5) The author observed that as water molecules and other non-reactive species in the sample solution do not disturb the measurements, a variety of sample solutions have been used, such as various pH values, temperatures, 
solutions containing salts, or crowding macromolecules. The effect of crowding on protein reaction was also examined. In some reactions, reactivity was found to be very sensitive to temperature. The author mentions that based on these findings, it was proposed in the literature that this protein may function as a temperature sensor.

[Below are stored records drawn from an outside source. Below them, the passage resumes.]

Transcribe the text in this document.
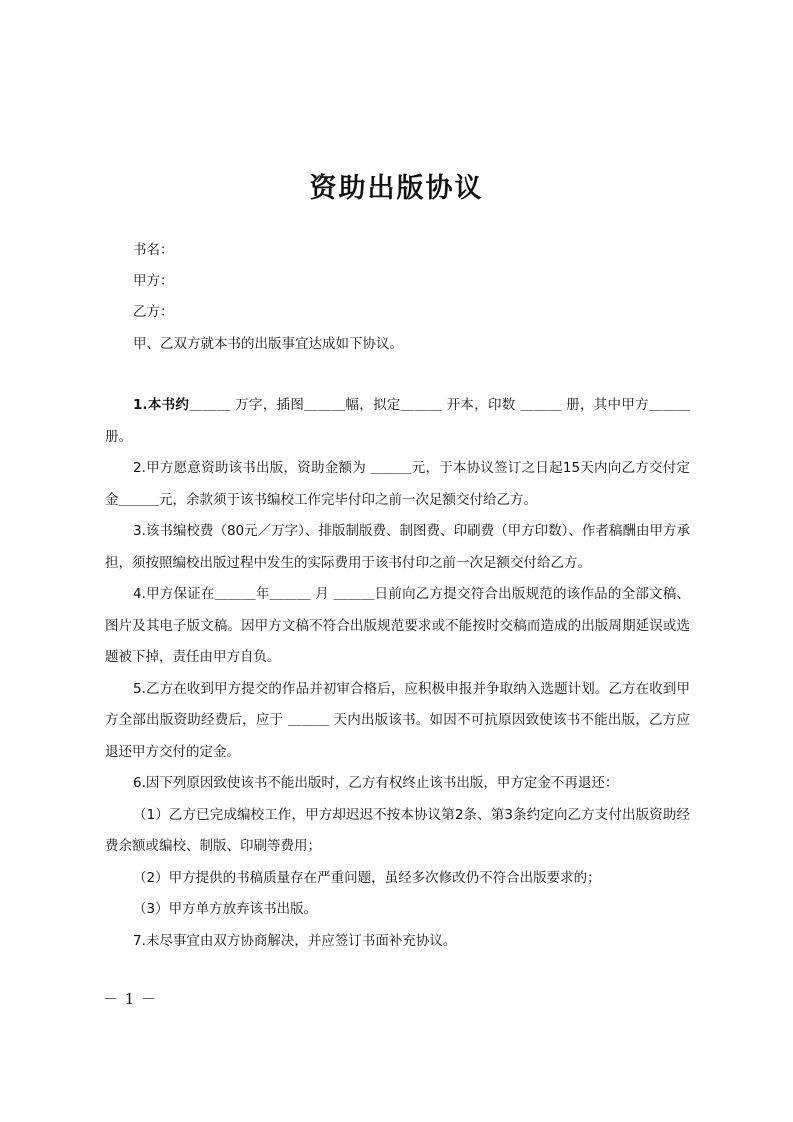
资助出版协议
书名：
甲方：
乙方：
甲、乙双方就本书的出版事宜达成如下协议。

1.本书约＿＿＿ 万字，插图＿＿＿幅，拟定＿＿＿ 开本，印数 ＿＿＿ 册，其中甲方＿＿＿ 册。

2.甲方愿意资助该书出版，资助金额为 ＿＿＿元，于本协议签订之日起15天内向乙方交付定金＿＿＿元，余款须于该书编校工作完毕付印之前一次足额交付给乙方。

3.该书编校费（80元／万字）、排版制版费、制图费、印刷费（甲方印数）、作者稿酬由甲方承担，须按照编校出版过程中发生的实际费用于该书付印之前一次足额交付给乙方。

4.甲方保证在＿＿＿年＿＿＿ 月 ＿＿＿日前向乙方提交符合出版规范的该作品的全部文稿、图片及其电子版文稿。因甲方文稿不符合出版规范要求或不能按时交稿而造成的出版周期延误或选题被下掉，责任由甲方自负。

5.乙方在收到甲方提交的作品并初审合格后，应积极申报并争取纳入选题计划。乙方在收到甲方全部出版资助经费后，应于 ＿＿＿ 天内出版该书。如因不可抗原因致使该书不能出版，乙方应退还甲方交付的定金。

6.因下列原因致使该书不能出版时，乙方有权终止该书出版，甲方定金不再退还：

（1）乙方已完成编校工作，甲方却迟迟不按本协议第2条、第3条约定向乙方支付出版资助经费余额或编校、制版、印刷等费用；

（2）甲方提供的书稿质量存在严重问题，虽经多次修改仍不符合出版要求的；

（3）甲方单方放弃该书出版。

7.未尽事宜由双方协商解决，并应签订书面补充协议。

－ 1 －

6) The author discusses that the TG signal originates only from the reacting species, and so the presence of non-reacting species does not disturb or interfere with the measurements. This merit is a big advantage compared with other methods that monitor the ensemble average of the reaction system, such as calorimetry, dynamic light scattering, SAXS, and IR spectroscopy. Because of the superposition of the solvent and non-reactive species, the analysis of the SAXS signal becomes difficult. Gel chromatography and other diffusion detection methods monitor the ensemble averages of the species in solution. Therefore, it may be difficult to detect oligomer formation in a sample using gel chromatography, unless the population of the dimer is dominant. The TG technique can overcome these difficulties, because the measurement is performed in solution, so that even a weak binding complex is maintained in solution.

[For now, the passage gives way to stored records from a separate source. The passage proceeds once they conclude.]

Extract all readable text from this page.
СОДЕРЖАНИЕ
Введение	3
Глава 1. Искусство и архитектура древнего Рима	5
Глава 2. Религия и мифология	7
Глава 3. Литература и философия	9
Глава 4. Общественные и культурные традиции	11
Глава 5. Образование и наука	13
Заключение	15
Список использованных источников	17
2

7) As D is inversely proportional to the 383 radius of diffusing molecules according to the Stokes-Einstein relationship, and so D reflects oligomer formation. The author concludes that D is sensitive to the conformation of the proteins, changes if the secondary structure changes (e.g, unfolding or folding of α-helices or β-sheets), and changes, even in tertiary and quaternary protein structures. He notes that DSCC is clearly detected even for CD spectrally-silent processes, which indicates that the time-resolved detection of DSCC is powerful in revealing hidden reaction dynamics.

The author also discusses that a shortcoming of this method is that activation of the reactant must be triggered by light, and so most of the applications have been reported for photosensory proteins. However, caged compounds can be used to monitor non-photosensory systems, and if proteins are labeled with photochromic molecules, D can be measured quickly in a variety of systems that cannot be initiated by light.

This manuscript presents a comprehensive review of the potential of the new time-resolved transient grating (TG) method to study on protein reaction dynamics. It will be of significant interest for the wide audience of researchers in the area of biomolecular sciences. The manuscript is well written. It deserves publication in J multidisciplinary Scientific Journal in its present form.

Author Response

Author reply> Thank you for the positive comments.